New process – portraits

I’ve spoken before about my process for portraits, and as it was already pretty simple I haven’t made any dramatic changes, but I have worked to add some more clarity.

 

STEP 1 – In the description of my portrait commissions I’ve also added in further details of the extras that are available e.g. extra text and colour

STEP 1A – If what they’re looking for is outside my regular portraits e.g. a group bigger than four or they have special requests like extra text, we work out a plan over email and I send over a price and a contract.

STEP 2 – Once everything has been agreed/bought, I send out an email including a little hello, a visual guide to the kind of photos I’m looking for, details on sizes and file formats, and expected turnaround times. The inclusion of that photo guide has been one of the big changes I’ve made because quite often people are unsure of what to send, or we have to have a back and forth to find an image that works.

STEP 3 – The client sends me their photos

STEP 4 – The work begins

 

 

New process – big projects

I do far fewer big projects, in part because they’re a bit harder to come by and in part because I’m only one person with two jobs. But I’ve loved the longer more involved projects I’ve done so far this year and the ones I’ve got in the pipeline, and I’d definitely be down to do some more!

As I’ve only started taking on these bigger projects outside of contract work where I’m brought in as more of an employee, I’ve started using this as a guideline to give me the confidence I need when taking on something which feels a bit more high stakes.

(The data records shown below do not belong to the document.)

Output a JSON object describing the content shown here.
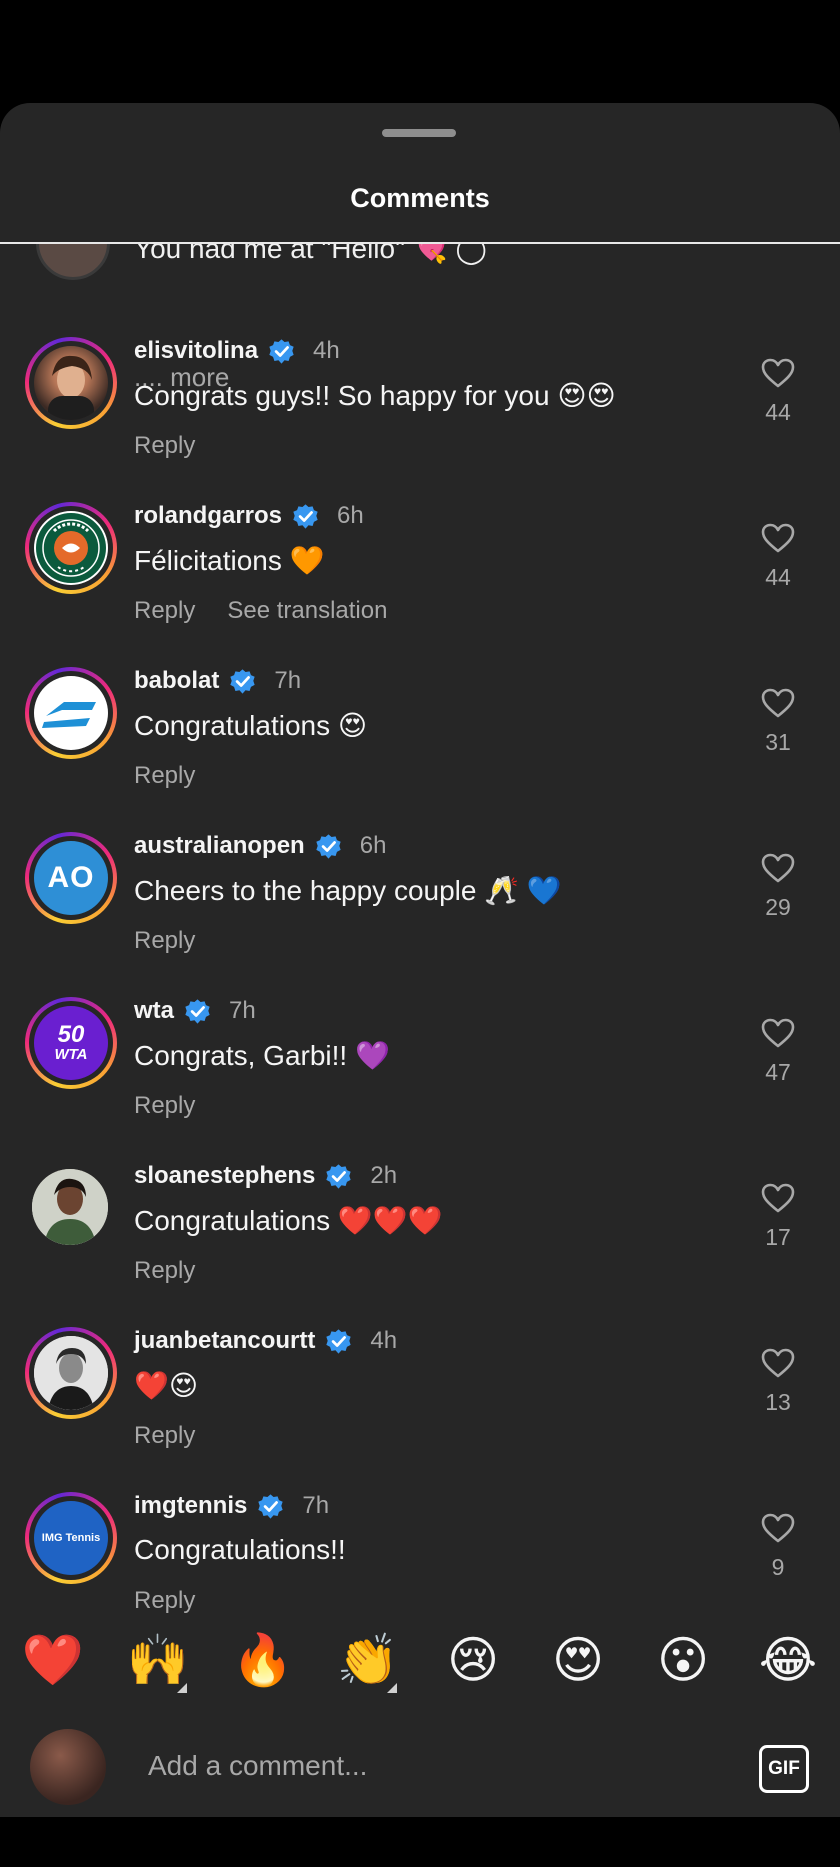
{
  "header": {
    "title": "Comments"
  },
  "previous_comment": {
    "text_partial": "You had me at \"Hello\" 💘 ◯",
    "more_label": ".... more"
  },
  "comments": [
    {
      "username": "elisvitolina",
      "time": "4h",
      "text": "Congrats guys!! So happy for you 😍😍",
      "reply": "Reply",
      "likes": "44",
      "avatar": "photo"
    },
    {
      "username": "rolandgarros",
      "time": "6h",
      "text": "Félicitations 🧡",
      "reply": "Reply",
      "see_translation": "See translation",
      "likes": "44",
      "avatar": "logo"
    },
    {
      "username": "babolat",
      "time": "7h",
      "text": "Congratulations 😍",
      "reply": "Reply",
      "likes": "31",
      "avatar": "logo"
    },
    {
      "username": "australianopen",
      "time": "6h",
      "text": "Cheers to the happy couple 🥂 💙",
      "reply": "Reply",
      "likes": "29",
      "avatar": "logo",
      "logo_text": "AO"
    },
    {
      "username": "wta",
      "time": "7h",
      "text": "Congrats, Garbi!! 💜",
      "reply": "Reply",
      "likes": "47",
      "avatar": "logo",
      "logo_text_top": "50",
      "logo_text_bottom": "WTA"
    },
    {
      "username": "sloanestephens",
      "time": "2h",
      "text": "Congratulations ❤️❤️❤️",
      "reply": "Reply",
      "likes": "17",
      "avatar": "photo"
    },
    {
      "username": "juanbetancourtt",
      "time": "4h",
      "text": "❤️😍",
      "reply": "Reply",
      "likes": "13",
      "avatar": "photo"
    },
    {
      "username": "imgtennis",
      "time": "7h",
      "text": "Congratulations!!",
      "reply": "Reply",
      "likes": "9",
      "avatar": "logo",
      "logo_text": "IMG Tennis"
    }
  ],
  "quick_reactions": [
    "❤️",
    "🙌",
    "🔥",
    "👏",
    "😢",
    "😍",
    "😮",
    "😂"
  ],
  "composer": {
    "placeholder": "Add a comment...",
    "gif_label": "GIF"
  },
  "colors": {
    "background": "#262626",
    "verified": "#3897f0",
    "secondary_text": "#a8a8a8"
  }
}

STEP 1 – Every project starts off with a conversation either via email, chat, over the phone or in person so I can work out what the client wants, and so that we can both work out if we’re going to get on and the kind of working relationship we want out of process. I normally go into those conversations with a few set questions about what they’ve already done, what they like, what they’re looking for as an outcome, and the audience they’ve got in mind. Quite often I leave them with some “homework” to refine their brief or to help them have direction within the project.

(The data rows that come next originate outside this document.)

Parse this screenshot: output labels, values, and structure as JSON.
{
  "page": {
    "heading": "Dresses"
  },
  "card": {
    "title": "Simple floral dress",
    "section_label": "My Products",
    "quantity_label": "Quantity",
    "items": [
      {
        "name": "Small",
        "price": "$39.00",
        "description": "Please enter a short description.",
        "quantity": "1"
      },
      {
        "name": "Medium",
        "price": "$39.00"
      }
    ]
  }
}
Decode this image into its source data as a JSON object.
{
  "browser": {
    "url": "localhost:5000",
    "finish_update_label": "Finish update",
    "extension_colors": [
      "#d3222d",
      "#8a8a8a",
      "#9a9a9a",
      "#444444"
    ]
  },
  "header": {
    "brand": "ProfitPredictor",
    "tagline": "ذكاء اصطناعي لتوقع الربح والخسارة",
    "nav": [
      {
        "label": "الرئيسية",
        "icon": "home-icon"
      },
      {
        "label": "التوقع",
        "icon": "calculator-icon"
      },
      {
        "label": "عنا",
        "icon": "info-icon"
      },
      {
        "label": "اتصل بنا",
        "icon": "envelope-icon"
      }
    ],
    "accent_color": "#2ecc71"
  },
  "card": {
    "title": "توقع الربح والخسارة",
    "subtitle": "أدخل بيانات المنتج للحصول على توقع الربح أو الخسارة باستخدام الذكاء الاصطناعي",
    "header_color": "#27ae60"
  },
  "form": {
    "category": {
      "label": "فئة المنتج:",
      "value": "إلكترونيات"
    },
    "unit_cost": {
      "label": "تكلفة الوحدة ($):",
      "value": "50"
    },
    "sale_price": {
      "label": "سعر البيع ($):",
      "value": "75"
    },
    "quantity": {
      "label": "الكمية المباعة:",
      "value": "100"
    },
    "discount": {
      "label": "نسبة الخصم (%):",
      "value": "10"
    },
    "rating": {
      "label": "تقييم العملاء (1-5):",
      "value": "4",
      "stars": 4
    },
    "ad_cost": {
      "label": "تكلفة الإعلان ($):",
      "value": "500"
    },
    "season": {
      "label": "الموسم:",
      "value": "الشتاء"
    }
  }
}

STEP 2 – Off the back of that I come up with a proposal breaking down the task into chunks and explaining exactly what I would intend on producing for them, as well as how processes such as revisions, approvals and extra work would happen. I also put together a proposed cost, working with any budget details they’ve given me. We then discuss and refine that proposal where needed.

STEP 3 – Once everything is agreed, I send over a contract based on the proposal. I currently use Bonsai to help produce my contracts because it’s so easy.

STEP 4 –  Then I take a deposit (normally around 25%, but this can vary). This is a new step for me, but something that’s made the payment process a lot easier for me and gives me that bit of breathing room while working.

STEP 5 –  Then I come up with a plan of first steps, sharing the order I’m going to do the work in – this is almost always a more detailed version of the proposal and includes any tasks I need the client to complete before I start the next stage.